The invention relates generally to modeling customer behavior. In particular, the invention relates to developing a predictive model for a customer's behavior by coarse-classing a variable in the predictive model.
Good customer relationship management (CRM) has become a valuable tool in today's highly competitive markets. CRM enables a business to know who its customers are, what its customers buy, how much its customers earn, how much its customers spend and other similar types of information that allow a company to understand the market for its goods and/or services. This information helps a company to predict certain events in the future, such as predicting how much profit a bank may make from a business activity. This information also helps a company to find out the propensity of its customer for a particular behavior, such as how likely the customer is to respond to an offer, how likely the customer is to default on a loan, or pay a loan earlier than scheduled, etc. One method of predicting customer behavior that businesses have utilized is a predictive model.
A predictive model attempts to predict a future result based on past experience. As noted above, the result of the predictive model could be a predicted profit from a business activity. For example, a predictive model may be developed to estimate a bank's annual profit from its credit card business. The result of a predictive model may be any real number. A subset of predictive modeling is propensity modeling. A propensity model provides an estimate of the propensity of a customer to respond to a particular event in a particular manner. Thus, a propensity model is based on a binary situation, either an event occurs or it does not. Typically, a predictive model is based on previous experiences with existing customers. For this purpose, companies maintain databases of their customers replete with data from previous transactions, conduct surveys, or customer response sheets. For example, the predictive model may be based on the customer's age, the customer's income, how a customer responded to a similar event in the past, and/or many other customer attributes. Each of these attributes may be a variable used in the predictive model. In addition, a coefficient may be used to weight each of the attributes to provide the best model of the customer's behavior. For example, the customer's age may be more indicative than the customer's income as to whether or not a customer will respond in a particular manner to an event. Consequently, the coefficient for the customer's age would be greater than the coefficient for the customer's income.
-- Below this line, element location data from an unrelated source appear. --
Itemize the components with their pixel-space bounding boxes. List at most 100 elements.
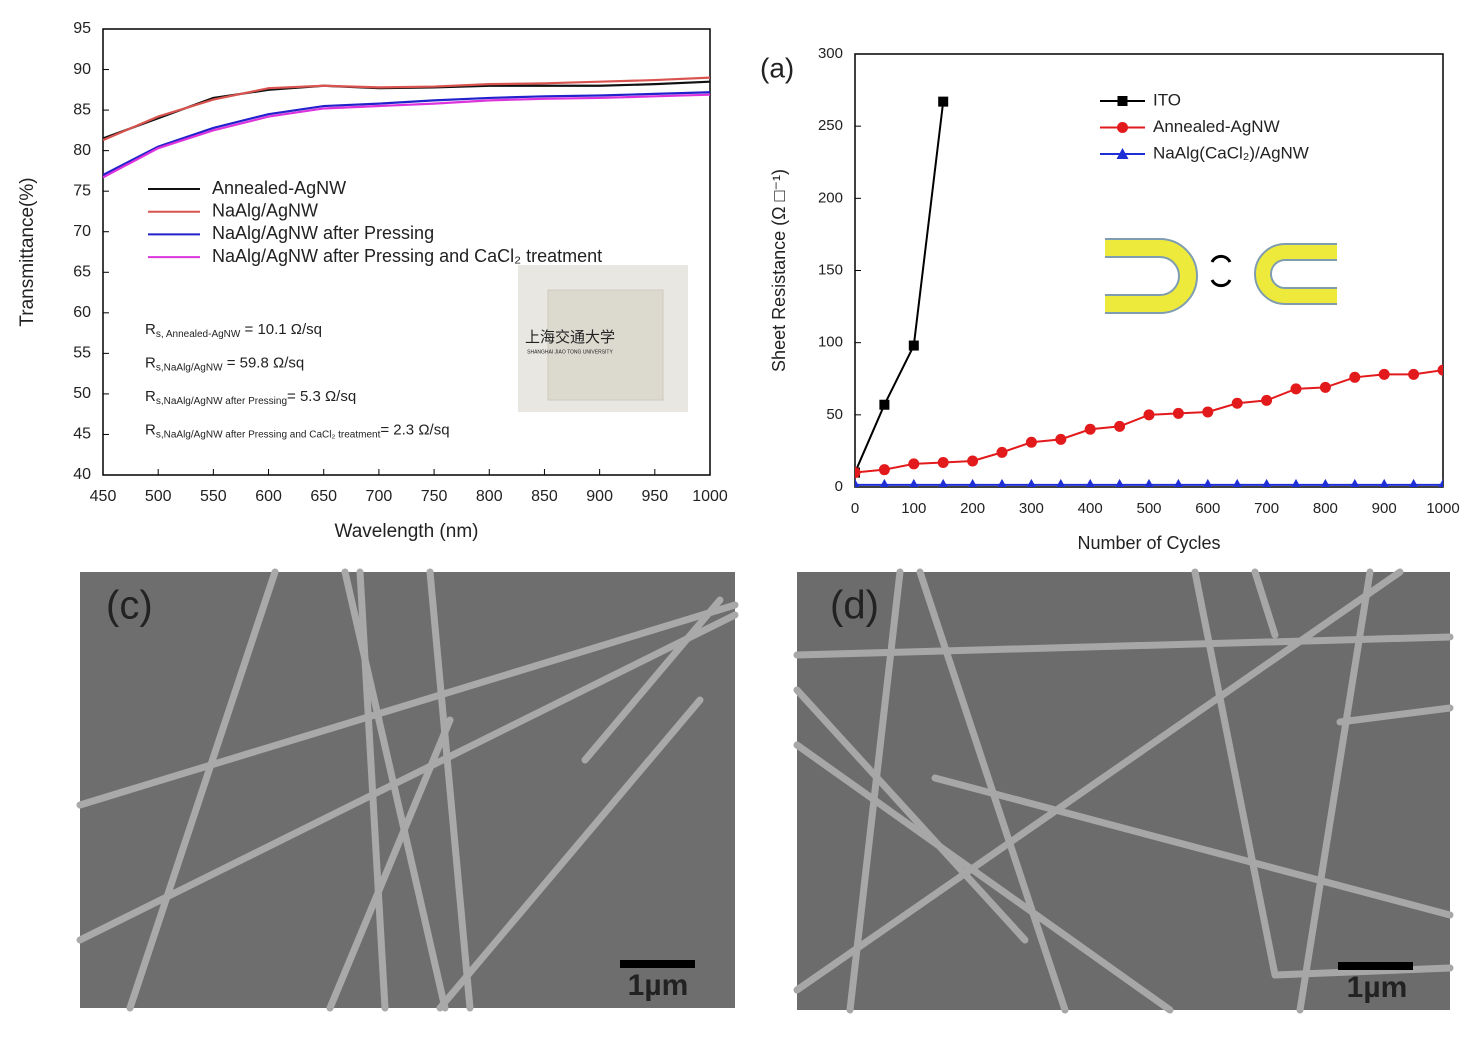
x-tick-label: 300	[1019, 500, 1044, 517]
x-tick-label: 200	[960, 500, 985, 517]
x-tick-label: 550	[200, 488, 227, 505]
y-tick-label: 80	[73, 142, 91, 159]
annotation-symbol: R	[145, 421, 156, 438]
x-tick-label: 750	[421, 488, 448, 505]
annotation-text: = 5.3 Ω/sq	[287, 388, 356, 405]
marker	[1025, 436, 1037, 448]
marker	[938, 96, 949, 107]
y-tick-label: 60	[73, 304, 91, 321]
x-tick-label: 900	[586, 488, 613, 505]
marker	[1408, 368, 1420, 380]
annotation: Rs,NaAlg/AgNW = 59.8 Ω/sq	[145, 354, 304, 373]
y-tick-label: 75	[73, 182, 91, 199]
scale-bar-label: 1µm	[628, 969, 689, 1002]
panel-label: (d)	[830, 584, 879, 628]
marker	[1203, 478, 1213, 487]
marker	[1409, 478, 1419, 487]
y-tick-label: 300	[818, 45, 843, 62]
marker	[1114, 420, 1126, 432]
marker	[1085, 478, 1095, 487]
marker	[997, 478, 1007, 487]
marker	[1378, 368, 1390, 380]
annotation-text: = 2.3 Ω/sq	[380, 421, 449, 438]
y-tick-label: 200	[818, 189, 843, 206]
x-tick-label: 900	[1372, 500, 1397, 517]
sem-image-c: (c) 1µm	[76, 568, 739, 1012]
x-tick-label: 500	[145, 488, 172, 505]
marker	[878, 464, 890, 476]
x-tick-label: 800	[1313, 500, 1338, 517]
y-axis-label: Sheet Resistance (Ω □⁻¹)	[769, 169, 789, 372]
y-tick-label: 45	[73, 426, 91, 443]
marker	[1291, 478, 1301, 487]
annotation-subscript: s,NaAlg/AgNW after Pressing	[156, 396, 287, 407]
marker	[967, 455, 979, 467]
marker	[1173, 478, 1183, 487]
x-tick-label: 850	[531, 488, 558, 505]
marker	[1144, 478, 1154, 487]
legend-marker	[1117, 122, 1128, 133]
marker	[1084, 423, 1096, 435]
legend-label: NaAlg(CaCl₂)/AgNW	[1153, 143, 1309, 162]
x-tick-label: 1000	[1426, 500, 1459, 517]
y-tick-label: 55	[73, 345, 91, 362]
y-tick-label: 250	[818, 117, 843, 134]
marker	[855, 467, 861, 479]
bending-icon	[1105, 238, 1337, 314]
x-tick-label: 450	[90, 488, 117, 505]
x-tick-label: 400	[1078, 500, 1103, 517]
panel-label: (a)	[760, 52, 794, 83]
x-tick-label: 950	[641, 488, 668, 505]
annotation: Rs,NaAlg/AgNW after Pressing= 5.3 Ω/sq	[145, 388, 356, 407]
annotation-text: = 59.8 Ω/sq	[223, 354, 305, 371]
series-line	[103, 76, 710, 142]
x-tick-label: 600	[1195, 500, 1220, 517]
sem-image-d: (d) 1µm	[793, 568, 1454, 1014]
marker	[855, 478, 860, 487]
legend-label: NaAlg/AgNW	[212, 200, 318, 220]
y-tick-label: 50	[73, 385, 91, 402]
legend-label: NaAlg/AgNW after Pressing	[212, 223, 434, 243]
scale-bar-label: 1µm	[1347, 971, 1408, 1004]
annotation-symbol: R	[145, 321, 156, 338]
marker	[937, 456, 949, 468]
x-tick-label: 1000	[692, 488, 728, 505]
x-axis-label: Wavelength (nm)	[335, 521, 479, 542]
inset-subtext: SHANGHAI JIAO TONG UNIVERSITY	[527, 349, 613, 355]
y-axis-label: Transmittance(%)	[17, 177, 38, 326]
legend-label: Annealed-AgNW	[212, 178, 346, 198]
marker	[1231, 397, 1243, 409]
marker	[908, 458, 920, 470]
marker	[1438, 478, 1443, 487]
marker	[909, 478, 919, 487]
marker	[1437, 364, 1443, 376]
y-tick-label: 70	[73, 223, 91, 240]
annotation-text: = 10.1 Ω/sq	[240, 321, 322, 338]
y-tick-label: 90	[73, 61, 91, 78]
x-tick-label: 700	[1254, 500, 1279, 517]
marker	[1262, 478, 1272, 487]
y-tick-label: 0	[835, 478, 843, 495]
x-tick-label: 650	[310, 488, 337, 505]
marker	[1232, 478, 1242, 487]
plot-area	[103, 76, 710, 179]
marker	[1290, 383, 1302, 395]
series-line	[103, 91, 710, 176]
y-tick-label: 95	[73, 20, 91, 37]
x-tick-label: 600	[255, 488, 282, 505]
y-tick-label: 40	[73, 466, 91, 483]
annotation: Rs, Annealed-AgNW = 10.1 Ω/sq	[145, 321, 322, 340]
marker	[879, 478, 889, 487]
annotation-subscript: s,NaAlg/AgNW after Pressing and CaCl₂ tr…	[156, 429, 381, 440]
y-tick-label: 100	[818, 334, 843, 351]
marker	[1261, 394, 1273, 406]
x-tick-label: 800	[476, 488, 503, 505]
x-tick-label: 0	[851, 500, 859, 517]
series-line	[103, 80, 710, 140]
marker	[1319, 381, 1331, 393]
annotation-symbol: R	[145, 388, 156, 405]
plot-frame	[854, 53, 1444, 488]
series-line	[855, 101, 945, 473]
legend-marker	[1116, 148, 1129, 159]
One technique that may be used in developing a predictive model is the coarse-classing of one or more of the customer attributes used in a propensity model. This is desirable when the variable has a non-linear relationship with the response. For example, the propensity of a customer to respond in a particular manner may not be a linear function of the customer's age, i.e., a customer forty years of age may not be twice as likely to respond in a given manner to an event as a twenty year old. However, the age of the customer may still be a good predictor of the customer's behavior. Therefore, by coarse-classing the customer's into two or more age ranges, a different coefficient may be assigned to each of these classes of customers.
There are two existing methods for coarse-classing variables in a predictive model. In the first method, the classes are created using domain knowledge. In the second method, the dataset is divided into equal sized quantiles (e.g. Deciles) based on the range of the attribute under consideration. For each quantile, the information value is calculated based on the number of events and non-events in that quantile. The quantiles are then grouped based on a visual inspection. While the first approach relies on a good understanding of the domain, the second approach is constrained by the fact that the starting solutions are equal sized quantiles, which might not lead to an optimal partitioning of the range.
Therefore, there is a need for a technique that improves the development of coarse-classes in a predictive model. In particular, a technique is desired that would incorporate existing domain knowledge, but not be restricted by it.